Mostly cloudy with some filtered sun. Very cold. Wind chill was frigid. Light to moderate wind from the N and NE. Flagging and obvious drifting/sifting at times at upper elevation.
I saw two small loose snow avalanches. I think the one by Chocolate Gulch was likely yesterday afternoon. I saw another on an E-face at the head of Bluff Ck just over the Smoky Crest. It was unclear if that was from this morning's sun breaks or from yesterday.
S at 9,100', low angle slope:
A mixed bag of crust and facet layers. The depth, thickness, and strength of these layers varied greatly depending on aspect and slope angle. ECTNs down 10 cm.

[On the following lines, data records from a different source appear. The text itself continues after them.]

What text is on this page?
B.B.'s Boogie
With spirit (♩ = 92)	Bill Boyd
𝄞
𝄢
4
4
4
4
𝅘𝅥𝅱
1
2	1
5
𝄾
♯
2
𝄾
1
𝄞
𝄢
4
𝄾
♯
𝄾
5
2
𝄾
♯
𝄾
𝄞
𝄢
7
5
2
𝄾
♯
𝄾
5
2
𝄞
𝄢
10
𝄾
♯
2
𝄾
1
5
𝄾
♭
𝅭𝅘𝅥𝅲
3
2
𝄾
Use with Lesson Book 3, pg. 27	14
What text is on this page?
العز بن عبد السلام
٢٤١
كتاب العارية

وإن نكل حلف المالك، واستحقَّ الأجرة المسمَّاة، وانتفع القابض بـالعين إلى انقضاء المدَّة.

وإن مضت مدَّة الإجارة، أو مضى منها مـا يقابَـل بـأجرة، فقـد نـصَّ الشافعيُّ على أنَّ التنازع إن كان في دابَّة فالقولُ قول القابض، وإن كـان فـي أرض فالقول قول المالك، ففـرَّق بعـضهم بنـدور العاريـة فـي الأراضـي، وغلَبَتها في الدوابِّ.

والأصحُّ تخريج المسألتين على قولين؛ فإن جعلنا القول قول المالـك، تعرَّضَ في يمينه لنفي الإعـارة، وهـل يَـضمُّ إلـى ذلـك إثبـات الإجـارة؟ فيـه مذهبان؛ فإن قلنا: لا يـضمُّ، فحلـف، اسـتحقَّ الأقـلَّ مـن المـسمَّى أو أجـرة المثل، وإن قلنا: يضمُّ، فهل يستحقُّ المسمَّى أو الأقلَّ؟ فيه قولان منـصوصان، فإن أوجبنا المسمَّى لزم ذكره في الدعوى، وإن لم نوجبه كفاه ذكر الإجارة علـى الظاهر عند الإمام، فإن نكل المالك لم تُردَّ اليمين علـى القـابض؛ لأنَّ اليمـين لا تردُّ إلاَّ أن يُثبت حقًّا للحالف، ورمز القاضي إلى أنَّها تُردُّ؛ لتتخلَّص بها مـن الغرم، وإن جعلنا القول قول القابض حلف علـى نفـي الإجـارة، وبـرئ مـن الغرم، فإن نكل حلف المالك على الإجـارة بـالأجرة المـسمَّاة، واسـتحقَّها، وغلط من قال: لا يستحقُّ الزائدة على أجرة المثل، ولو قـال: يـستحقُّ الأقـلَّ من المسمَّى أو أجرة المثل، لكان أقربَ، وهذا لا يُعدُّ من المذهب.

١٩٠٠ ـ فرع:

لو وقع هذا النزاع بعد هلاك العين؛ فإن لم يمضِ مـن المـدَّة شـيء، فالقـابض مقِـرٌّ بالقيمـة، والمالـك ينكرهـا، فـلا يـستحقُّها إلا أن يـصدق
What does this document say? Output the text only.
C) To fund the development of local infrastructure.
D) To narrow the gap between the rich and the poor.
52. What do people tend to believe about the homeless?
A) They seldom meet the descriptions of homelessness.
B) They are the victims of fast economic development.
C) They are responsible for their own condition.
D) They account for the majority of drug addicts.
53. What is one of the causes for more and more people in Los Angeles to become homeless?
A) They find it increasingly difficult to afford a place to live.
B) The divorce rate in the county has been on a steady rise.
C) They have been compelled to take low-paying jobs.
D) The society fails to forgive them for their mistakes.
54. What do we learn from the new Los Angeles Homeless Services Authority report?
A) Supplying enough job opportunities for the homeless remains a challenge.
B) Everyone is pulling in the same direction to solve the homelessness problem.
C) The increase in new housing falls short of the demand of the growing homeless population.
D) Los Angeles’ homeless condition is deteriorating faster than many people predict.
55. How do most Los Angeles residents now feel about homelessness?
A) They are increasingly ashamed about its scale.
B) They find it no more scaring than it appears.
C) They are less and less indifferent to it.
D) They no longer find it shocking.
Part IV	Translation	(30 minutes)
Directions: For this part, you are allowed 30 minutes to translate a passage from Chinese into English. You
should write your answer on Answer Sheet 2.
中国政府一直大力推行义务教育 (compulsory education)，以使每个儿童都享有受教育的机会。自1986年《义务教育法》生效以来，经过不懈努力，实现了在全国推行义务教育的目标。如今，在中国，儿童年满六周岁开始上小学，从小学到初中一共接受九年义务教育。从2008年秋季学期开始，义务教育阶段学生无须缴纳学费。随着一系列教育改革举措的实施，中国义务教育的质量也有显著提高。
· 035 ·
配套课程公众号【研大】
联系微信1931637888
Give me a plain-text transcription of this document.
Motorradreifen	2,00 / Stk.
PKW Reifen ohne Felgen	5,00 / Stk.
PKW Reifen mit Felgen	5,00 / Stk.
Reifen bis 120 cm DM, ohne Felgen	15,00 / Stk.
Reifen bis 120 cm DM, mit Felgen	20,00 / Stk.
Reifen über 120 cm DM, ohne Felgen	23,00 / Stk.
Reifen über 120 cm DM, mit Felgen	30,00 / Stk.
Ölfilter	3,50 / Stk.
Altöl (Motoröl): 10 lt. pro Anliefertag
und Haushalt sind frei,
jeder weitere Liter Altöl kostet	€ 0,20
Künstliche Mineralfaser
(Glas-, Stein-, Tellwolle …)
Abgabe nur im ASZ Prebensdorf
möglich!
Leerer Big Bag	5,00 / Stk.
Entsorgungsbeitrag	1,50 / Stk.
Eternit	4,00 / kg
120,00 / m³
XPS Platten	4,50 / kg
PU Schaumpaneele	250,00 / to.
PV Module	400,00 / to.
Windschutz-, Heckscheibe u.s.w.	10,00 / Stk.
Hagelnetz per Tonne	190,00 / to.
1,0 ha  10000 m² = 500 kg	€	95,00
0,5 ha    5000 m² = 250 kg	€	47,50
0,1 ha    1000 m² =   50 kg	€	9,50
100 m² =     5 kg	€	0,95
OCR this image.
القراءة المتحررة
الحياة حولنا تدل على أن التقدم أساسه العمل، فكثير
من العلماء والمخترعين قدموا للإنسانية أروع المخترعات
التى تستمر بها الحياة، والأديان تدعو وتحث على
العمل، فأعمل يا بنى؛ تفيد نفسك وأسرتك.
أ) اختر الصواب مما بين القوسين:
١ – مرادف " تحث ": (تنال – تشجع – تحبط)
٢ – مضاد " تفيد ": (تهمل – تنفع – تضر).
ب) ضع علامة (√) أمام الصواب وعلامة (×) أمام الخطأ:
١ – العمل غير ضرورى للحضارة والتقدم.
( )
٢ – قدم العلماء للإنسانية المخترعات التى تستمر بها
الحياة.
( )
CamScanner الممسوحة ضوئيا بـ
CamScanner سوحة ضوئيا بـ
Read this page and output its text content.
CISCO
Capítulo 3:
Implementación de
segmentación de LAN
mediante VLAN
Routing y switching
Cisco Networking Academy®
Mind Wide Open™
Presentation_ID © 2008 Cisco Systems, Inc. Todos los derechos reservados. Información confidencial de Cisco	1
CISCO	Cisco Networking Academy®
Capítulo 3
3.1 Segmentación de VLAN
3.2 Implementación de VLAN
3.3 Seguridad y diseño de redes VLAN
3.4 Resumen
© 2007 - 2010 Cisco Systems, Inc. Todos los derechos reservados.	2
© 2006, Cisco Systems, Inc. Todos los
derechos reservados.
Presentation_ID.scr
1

0-8 new snow with a thin layer of facets underneath.
8-10 crust with facets below.
10-15 small facet layer.
15-17 crust with facets below.
17-37 facets with perc. columns.
37-39 re-frozen meltwater (pooling layer)
39-> stronger P rounding facets
NE at 9,500':
A very weak upper snowpack. I would not want to encounter this setup where the slab was more uniformly dense. In this location, snowpack tests produced ECTXs and ECTNs in a layer of surface hoar on the upper obvious stripe and ECTNs and ECTPs (6 and 7 taps) on the lower stripe.
Problem | Location | Distribution | Sensitivity | Size | Comments |
---|---|---|---|---|---|
Wind Slab |
|
Comments: Hard to imagine not finding a wind slab in favorable terrain. |
I skied short steep slopes without an obvious recent wind load. I would have avoided upper elevation N-NE with any wind-press or recent loading.